Adding Pain to Reduce Pain?

The other day I came across a Try Guys YouTube video where Zach Kornfeld (@korndiddy, apparently) tries out products that have been developed for people with chronic pain, things like a “bed of nails” (Zach describes using it as a peaceful pain), and home cupping products, home TENS units, etc. It got me thinking about the need to relieve pain.

Some of the products reminded me of when I was a kid and had a huge headache. To make the headache “go away,” I wanted to thump my head against a wall. Not hard. No brain damage. I realized that was pretty counterproductive and didn’t do it. The point is, if you have pain, creating a more intense pain to counter the original pain is tempting. Is that where self-harm comes from? People are hurting inside, and that external pain they inflict on themselves gives them relief from their inner turmoil? I’m having a little bit of a hard time seeing how some of these products are doing more than self-harm.

There were some products that helped to stretch muscles or massages, which seem more productive. One guest on the show brought a large bag of what she called her “little angels” – products to help with chronic pain. Included were a pair of mirror glasses, which allow people to lay flat, look forward, and see downward so they can watch TV without putting their neck in an awkward position. Useful – my dad broke his back and spent months in bed with a pair of mirror glasses to read and watch TV while he mended. Most of the products, however, didn’t seem worth the money or – frankly – the hope. The guest with the bag of toys suffers from trigeminal neuralgia, which a friend of mine was dealing with for some time. It’s a condition where essentially the nerves in your jaw connecting to your head get all bundled up and twisted. The pain can be unbearable. My friend has told me about several people in his support group who have committed suicide with this condition. He was lucky – he was able to have surgery to actually cure the pain. But I wonder when someone with that kind of pain orders a product and gives in to hope, does it make it worse?
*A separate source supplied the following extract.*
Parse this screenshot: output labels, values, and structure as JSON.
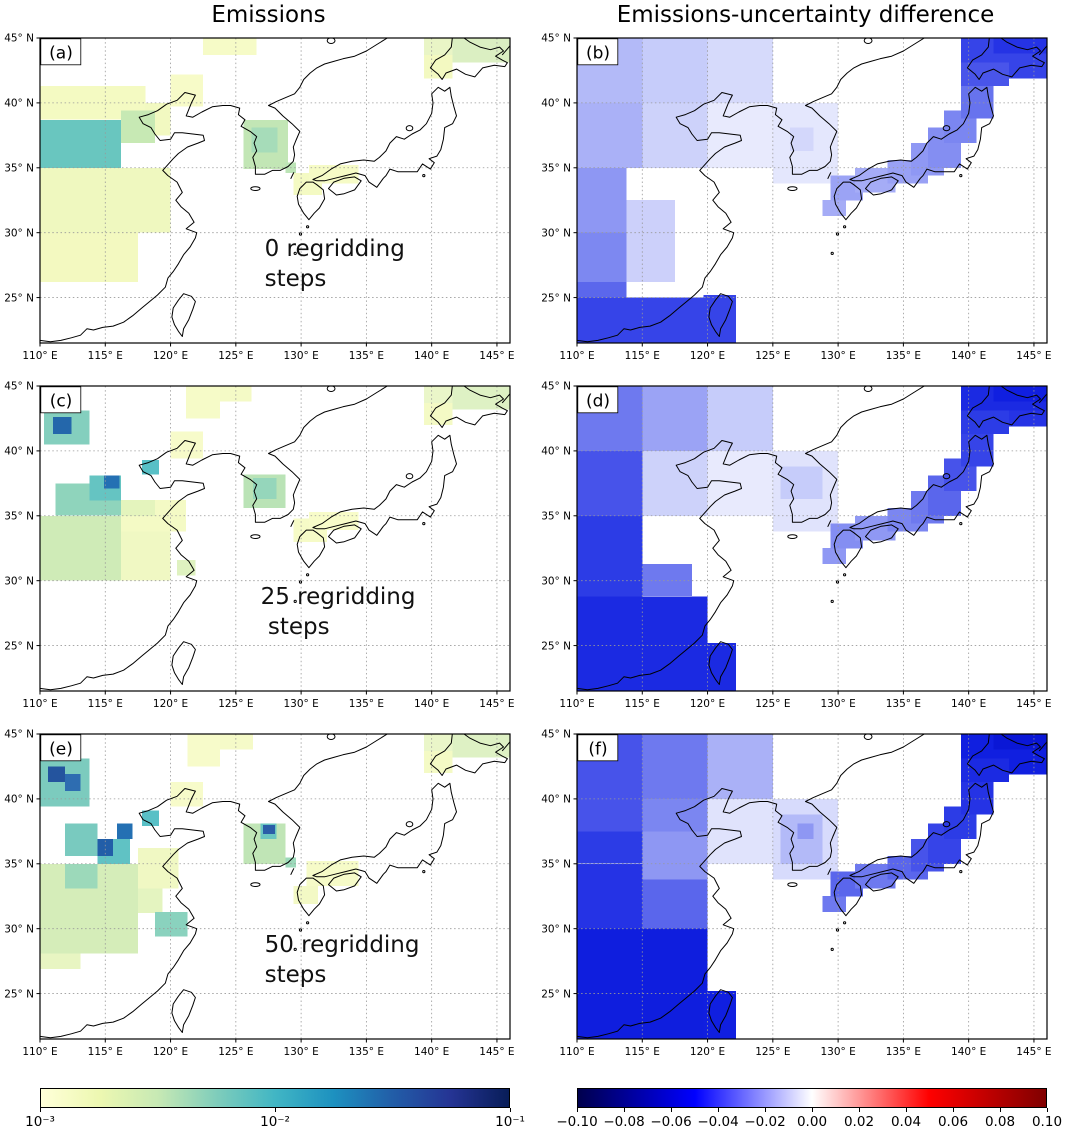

Bottom line, none of these toys are cures. None will stop the pain. They may relieve the pain; they won’t cure the pain. The cynic in me says these are products put out there to take advantage of people with chronic pain, and since a lot of people with chronic pain are on disability and not necessary financially fluid, that’s a shame. These things are not inexpensive. At the same time, when I wrestle my cynic aside, I am a strong believer in the placebo effect. People can feel better when they convince themselves they feel better, just like they can convince themselves they don’t feel well. If putting a home TENS unit on your back gives you relief, there’s nothing wrong with that.

And then I look at the bottle of naproxen slowly going out of date on my bedside table. I have it there for one specific pain I get in my side, right about where my ovaries are (TMI, sorry). It’s the one pain that naproxen helps with every time. However, I don’t take it immediately. I wait for a few days. If that pain doesn’t go away in a few days, it won’t go away for a few weeks, it disrupts my sleep, and I take the pill. When I find something that helps, I have to be careful not to overuse it. Ibuprofen used to help – now it hurts me. More than anything, however, is I’ve learned to live with it. I’ve stopped hoping. That’s not a negative thing. I look out my window at the garden I’m putting together with baby steps, at my work and all the things I’ve done and will do. I’m generally happy and satisfied with my life. The hope was dragging me down. I’m not going to spend money on things that might help me for a few minutes. The most productive pain reduction for me has been to make choices about how to live, to accept the things I can’t do and to push myself to do the things I can even when they hurt. I don’t succeed all the time. I’ve been struggling, but none of the toys on Zach’s show will help more than that. Try Guys, btw, love them. They make me smile every time.